Das Web 2.0 stellt ein langfristiges Phänomen dar, gegenüber dem sich Marken nicht verschließen dürfen. Das Internet stellt zunehmend eine offene Plattform der Kommunikation dar, die nicht mehr eindimensional stattfindet, sondern  durch Dialoge gekennzeichnet ist. Aktive Dialoge mit Konsumenten sowie der Einsatz von Web 2.0 Features in der Markenkommunikation können mit Risiken verbunden sein und sind nicht für jede Marke gleichermaßen geeignet.
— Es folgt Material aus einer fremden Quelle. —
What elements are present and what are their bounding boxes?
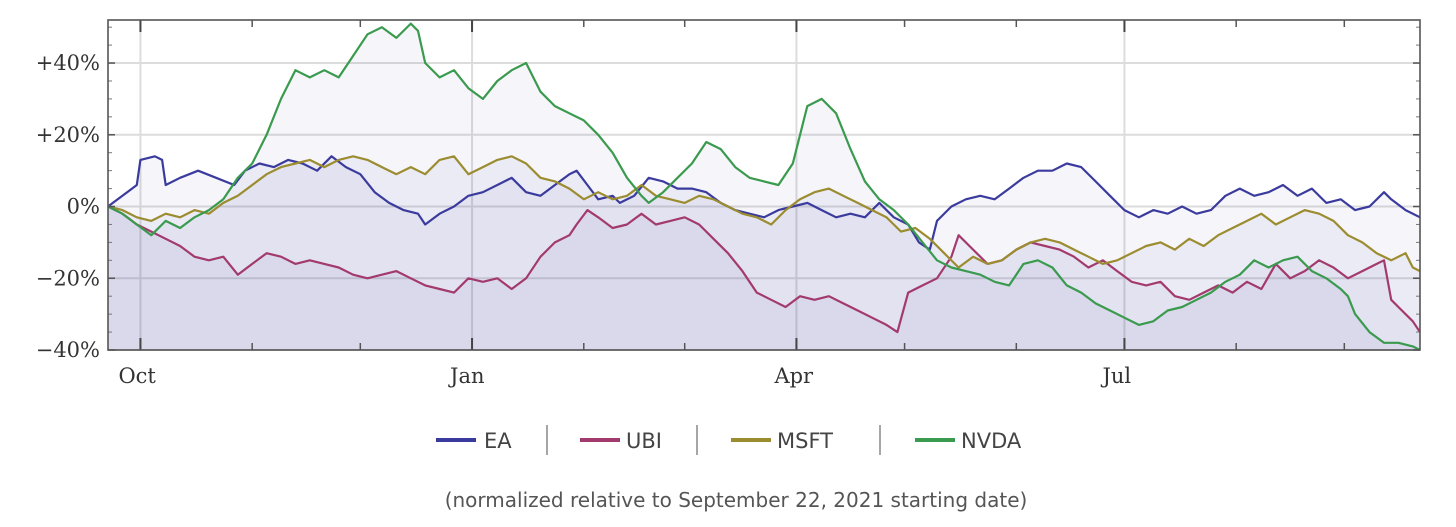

Die Markenführung muss im ersten Schritt genau analysieren, ob ein Engagement im Web 2.0 für die Marke sinnvoll ist und welche Anwendungen geeignet sind.  Jedoch ergibt sich im Web 2.0 für Marken auch die Chance durch verstärkte Interaktionsorientierung einen echten und offenen Dialog mit den Konsumenten aufzunehmen und dadurch Glaubwürdigkeit und Vertrauen auszubauen.  Durch die Integration der User, können Marketingprozesse verändert werden. Das Unternehmen überlässt jedoch nicht den Marketingprozess allein dem User, vielmehr kann dieser als Kooperationspartner angesehen werden, der als kreativer Impulsgeber innovativer Ideen verstanden werden kann. Fakt ist, dass Marketingverantwortliche nicht die Markenkommunikation aus der Hand geben dürfen, sondern die Markenbotschaft aktiv in den konsumentengenerierten Kanälen positionieren müssen, in denen sich die Zielgruppe aufhält. Denn: im Web 2.0 soll nicht der Kunde die Marken finden, sondern die Marke muss den Kunden finden. Authentizität und Transparenz verhilft der Markenbotschaft, auf allen relevanten Kommunikationsplattformen in Social Media vertreten zu sein.